Il est probable que les noms de plantes berbères, traditionnellemnt rapportés au latin, aient une origine berbère. F.C. Movers le soutenait et il cite entre autres le nom de la lentille, lents en latin, talentit en berbère, et celui du pois chiche, cicer (prononcé Kiker), ikiker en berbère. Dans le domaine des arbres fruitiers, le nom latin du poirier, pirus, provient sans doute également d’un mot berbère ifires . En tout cas, ceux qui défendent l’hypothèse inverse d’un emprunt du berbère au latin se heurtent à un ecueil de taille : les dictionnaires étymologiques du latin indiquent que pirus est d’origine inconnue !

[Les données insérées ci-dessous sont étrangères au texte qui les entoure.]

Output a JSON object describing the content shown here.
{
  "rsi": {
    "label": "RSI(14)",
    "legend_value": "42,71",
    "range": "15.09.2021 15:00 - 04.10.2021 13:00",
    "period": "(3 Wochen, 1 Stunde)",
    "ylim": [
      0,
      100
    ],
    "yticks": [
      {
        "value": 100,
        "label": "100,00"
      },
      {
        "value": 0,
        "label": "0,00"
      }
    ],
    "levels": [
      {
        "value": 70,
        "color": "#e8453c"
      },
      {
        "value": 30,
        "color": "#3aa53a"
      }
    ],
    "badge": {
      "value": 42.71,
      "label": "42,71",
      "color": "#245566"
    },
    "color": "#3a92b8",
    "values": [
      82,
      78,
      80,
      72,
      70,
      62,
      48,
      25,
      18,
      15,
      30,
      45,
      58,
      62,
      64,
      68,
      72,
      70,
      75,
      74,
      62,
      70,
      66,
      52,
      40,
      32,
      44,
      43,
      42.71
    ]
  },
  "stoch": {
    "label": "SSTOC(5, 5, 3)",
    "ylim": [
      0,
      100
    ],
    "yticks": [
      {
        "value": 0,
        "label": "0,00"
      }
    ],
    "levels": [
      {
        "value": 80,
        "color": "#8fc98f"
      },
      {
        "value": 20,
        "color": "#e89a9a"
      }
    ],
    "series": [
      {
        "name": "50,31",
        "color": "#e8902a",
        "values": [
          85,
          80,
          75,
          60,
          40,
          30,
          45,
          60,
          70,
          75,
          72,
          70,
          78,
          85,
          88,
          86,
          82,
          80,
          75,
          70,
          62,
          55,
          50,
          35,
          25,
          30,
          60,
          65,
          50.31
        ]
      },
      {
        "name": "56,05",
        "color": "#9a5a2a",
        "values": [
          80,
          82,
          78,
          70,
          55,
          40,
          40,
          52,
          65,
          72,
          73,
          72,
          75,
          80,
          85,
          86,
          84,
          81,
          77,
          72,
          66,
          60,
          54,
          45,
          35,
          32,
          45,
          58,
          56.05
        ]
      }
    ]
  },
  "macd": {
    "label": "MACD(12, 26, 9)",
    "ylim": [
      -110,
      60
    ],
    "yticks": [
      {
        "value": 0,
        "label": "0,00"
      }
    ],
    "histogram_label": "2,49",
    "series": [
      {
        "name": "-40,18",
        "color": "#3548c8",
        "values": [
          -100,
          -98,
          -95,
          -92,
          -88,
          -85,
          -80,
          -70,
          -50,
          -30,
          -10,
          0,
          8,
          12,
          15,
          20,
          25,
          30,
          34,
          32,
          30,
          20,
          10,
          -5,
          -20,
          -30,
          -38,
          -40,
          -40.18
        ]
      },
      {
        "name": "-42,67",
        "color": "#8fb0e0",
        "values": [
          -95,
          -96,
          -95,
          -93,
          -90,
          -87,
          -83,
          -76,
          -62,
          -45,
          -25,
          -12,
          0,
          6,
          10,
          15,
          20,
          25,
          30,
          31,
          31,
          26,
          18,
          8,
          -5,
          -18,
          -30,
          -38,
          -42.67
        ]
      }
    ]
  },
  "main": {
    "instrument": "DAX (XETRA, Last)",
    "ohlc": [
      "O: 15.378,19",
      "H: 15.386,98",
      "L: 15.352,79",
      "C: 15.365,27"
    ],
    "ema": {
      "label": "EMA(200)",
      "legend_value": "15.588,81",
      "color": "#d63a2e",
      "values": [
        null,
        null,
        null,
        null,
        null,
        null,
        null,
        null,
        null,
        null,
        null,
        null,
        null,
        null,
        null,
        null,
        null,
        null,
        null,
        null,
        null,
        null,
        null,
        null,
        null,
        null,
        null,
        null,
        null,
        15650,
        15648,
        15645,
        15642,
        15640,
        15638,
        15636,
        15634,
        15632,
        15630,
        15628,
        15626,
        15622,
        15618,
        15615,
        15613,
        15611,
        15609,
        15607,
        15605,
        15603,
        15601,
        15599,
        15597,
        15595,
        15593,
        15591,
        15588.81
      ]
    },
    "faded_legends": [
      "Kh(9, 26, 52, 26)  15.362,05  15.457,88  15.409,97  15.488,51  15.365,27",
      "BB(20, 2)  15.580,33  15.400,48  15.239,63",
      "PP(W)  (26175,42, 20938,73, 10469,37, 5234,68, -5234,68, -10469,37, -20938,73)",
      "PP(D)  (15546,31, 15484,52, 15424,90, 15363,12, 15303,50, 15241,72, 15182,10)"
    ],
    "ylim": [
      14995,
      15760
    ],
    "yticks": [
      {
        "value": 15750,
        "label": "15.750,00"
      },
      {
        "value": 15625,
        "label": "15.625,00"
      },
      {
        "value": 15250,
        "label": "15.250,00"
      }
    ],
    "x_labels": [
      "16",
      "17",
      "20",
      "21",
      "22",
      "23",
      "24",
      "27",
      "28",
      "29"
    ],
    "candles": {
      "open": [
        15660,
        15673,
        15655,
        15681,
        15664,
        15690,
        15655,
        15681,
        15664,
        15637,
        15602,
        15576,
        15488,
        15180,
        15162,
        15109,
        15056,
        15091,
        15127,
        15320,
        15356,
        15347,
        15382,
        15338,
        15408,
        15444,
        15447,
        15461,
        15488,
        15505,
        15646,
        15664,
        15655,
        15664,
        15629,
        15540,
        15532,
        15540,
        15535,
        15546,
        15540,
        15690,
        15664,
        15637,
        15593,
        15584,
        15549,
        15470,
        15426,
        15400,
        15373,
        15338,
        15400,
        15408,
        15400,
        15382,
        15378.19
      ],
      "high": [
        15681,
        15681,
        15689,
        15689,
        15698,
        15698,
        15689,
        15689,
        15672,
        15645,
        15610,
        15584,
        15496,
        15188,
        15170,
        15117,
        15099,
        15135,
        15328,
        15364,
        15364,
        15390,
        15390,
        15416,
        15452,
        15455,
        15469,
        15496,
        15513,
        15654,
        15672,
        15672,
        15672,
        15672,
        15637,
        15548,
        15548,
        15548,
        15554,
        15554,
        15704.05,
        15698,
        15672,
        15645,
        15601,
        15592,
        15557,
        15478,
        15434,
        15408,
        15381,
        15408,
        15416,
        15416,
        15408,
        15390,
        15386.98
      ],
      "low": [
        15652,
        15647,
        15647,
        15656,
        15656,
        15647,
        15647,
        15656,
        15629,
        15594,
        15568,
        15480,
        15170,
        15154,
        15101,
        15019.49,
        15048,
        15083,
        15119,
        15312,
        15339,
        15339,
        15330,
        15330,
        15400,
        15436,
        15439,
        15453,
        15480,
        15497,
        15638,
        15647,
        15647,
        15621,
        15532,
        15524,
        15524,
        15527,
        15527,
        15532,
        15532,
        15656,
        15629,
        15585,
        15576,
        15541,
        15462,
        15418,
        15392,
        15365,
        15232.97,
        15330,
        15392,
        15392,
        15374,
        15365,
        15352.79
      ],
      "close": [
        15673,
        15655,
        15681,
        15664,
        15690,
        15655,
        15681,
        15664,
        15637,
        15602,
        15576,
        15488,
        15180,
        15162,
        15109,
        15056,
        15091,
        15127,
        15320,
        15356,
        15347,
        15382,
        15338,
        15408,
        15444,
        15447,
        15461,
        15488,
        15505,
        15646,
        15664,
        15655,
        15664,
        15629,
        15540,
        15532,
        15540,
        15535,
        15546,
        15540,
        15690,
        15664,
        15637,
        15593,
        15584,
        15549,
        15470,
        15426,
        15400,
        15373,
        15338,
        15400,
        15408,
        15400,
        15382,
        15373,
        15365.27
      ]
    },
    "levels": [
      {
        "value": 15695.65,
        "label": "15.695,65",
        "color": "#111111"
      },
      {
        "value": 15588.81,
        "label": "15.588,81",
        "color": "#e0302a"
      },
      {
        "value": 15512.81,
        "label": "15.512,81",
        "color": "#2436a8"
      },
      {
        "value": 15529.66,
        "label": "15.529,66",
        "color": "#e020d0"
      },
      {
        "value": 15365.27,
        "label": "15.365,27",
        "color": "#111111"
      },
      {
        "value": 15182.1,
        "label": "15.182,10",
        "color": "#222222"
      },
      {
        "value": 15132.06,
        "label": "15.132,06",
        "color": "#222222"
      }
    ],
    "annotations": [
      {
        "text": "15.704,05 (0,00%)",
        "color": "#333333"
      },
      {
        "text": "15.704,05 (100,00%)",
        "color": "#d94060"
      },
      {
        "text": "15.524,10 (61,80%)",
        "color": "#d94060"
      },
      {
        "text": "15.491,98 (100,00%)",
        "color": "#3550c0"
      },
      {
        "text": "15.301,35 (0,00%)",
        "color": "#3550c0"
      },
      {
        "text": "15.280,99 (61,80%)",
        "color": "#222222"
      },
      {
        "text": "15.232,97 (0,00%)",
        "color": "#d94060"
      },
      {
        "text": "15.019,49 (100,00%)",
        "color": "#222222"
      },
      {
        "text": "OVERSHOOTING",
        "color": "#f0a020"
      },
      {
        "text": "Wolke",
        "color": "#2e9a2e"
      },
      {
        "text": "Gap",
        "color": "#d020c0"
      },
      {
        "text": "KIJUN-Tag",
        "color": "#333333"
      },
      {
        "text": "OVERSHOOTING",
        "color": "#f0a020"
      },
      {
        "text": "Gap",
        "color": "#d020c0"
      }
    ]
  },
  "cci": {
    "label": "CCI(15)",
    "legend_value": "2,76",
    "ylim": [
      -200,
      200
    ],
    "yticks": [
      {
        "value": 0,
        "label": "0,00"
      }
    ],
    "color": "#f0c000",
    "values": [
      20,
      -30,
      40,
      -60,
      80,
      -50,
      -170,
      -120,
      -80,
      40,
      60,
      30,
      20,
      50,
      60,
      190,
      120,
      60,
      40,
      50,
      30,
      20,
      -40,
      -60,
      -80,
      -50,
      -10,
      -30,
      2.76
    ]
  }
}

Aux plantes cultivées et aux arbres fruitiers, il faut ajouter les plantes sauvages qui poussent dans les montagnes du Maghreb et dont les noms latins pourraient provenir du berbère : la garance, rubia, berbère tarubia, l’orme, ulmus, berbère ulmu, le cresson, crisonus, berbère gernunec, le chêne, quercus, berbère, akerruc, la massette, buda, berbère tabuda etc. des spécialistes hésitent aujourd’hui à établir par le latin l’étymologie de certains noms de plantes utilisés par les Romains : c’est le cas du nom du pyrètre, tagantes, du caroubier, siliqua et de la coloquinte, gelala. Or ces mots présentent une ressemblance frappante avec les noms berbères équivalents : tadjuntast, taslighwa (ou taselgha) et gelala. Pour gelala, J. André pense qu’il provient du latin d’Afrique. Pourquoi pas plutôt du berbère ? Toutes les plantes citées ci-dessus sont spontanées aux Maghreb, elles ont aussi, depuis les temps immémoriaux, des usages pratiques (plantes tinctoriales par ex emple) mais surtout médicinaux. C’est sans doute par ce dernier usage - les Berbères étant réputés pour leur savoir dans ce domaine - que les mots berbères sont entrés en latin. On sait par les auteurs latins eux-mêmes que la découverte de l’euphorbe est due au roi numide Juba II qui lui a donné ce nom en l’honneur de son médecin grec, en compagnie duquél il herborisait. Le même Juba a écrit un traité, aujourd’hui disparu, sur la plante.
Les auteurs antiques rattachent au Maghreb le silphium qui figure sue les monnaies grecques, de la Cyrénaique. Plante ombellifère, le silphium était consommé par les hommes et les bêtes, mais c’est son suc qui était le plus recherché : il fournissait une sorte de condiment très apprécié et surtout un produit médical réputé soigner tous les maux. Des auteurs modernes rattachent le mot silphium à une racine berbère slf, qui a fourni dans quelques dialectes berbères des noms de plantes : selluf, aslif.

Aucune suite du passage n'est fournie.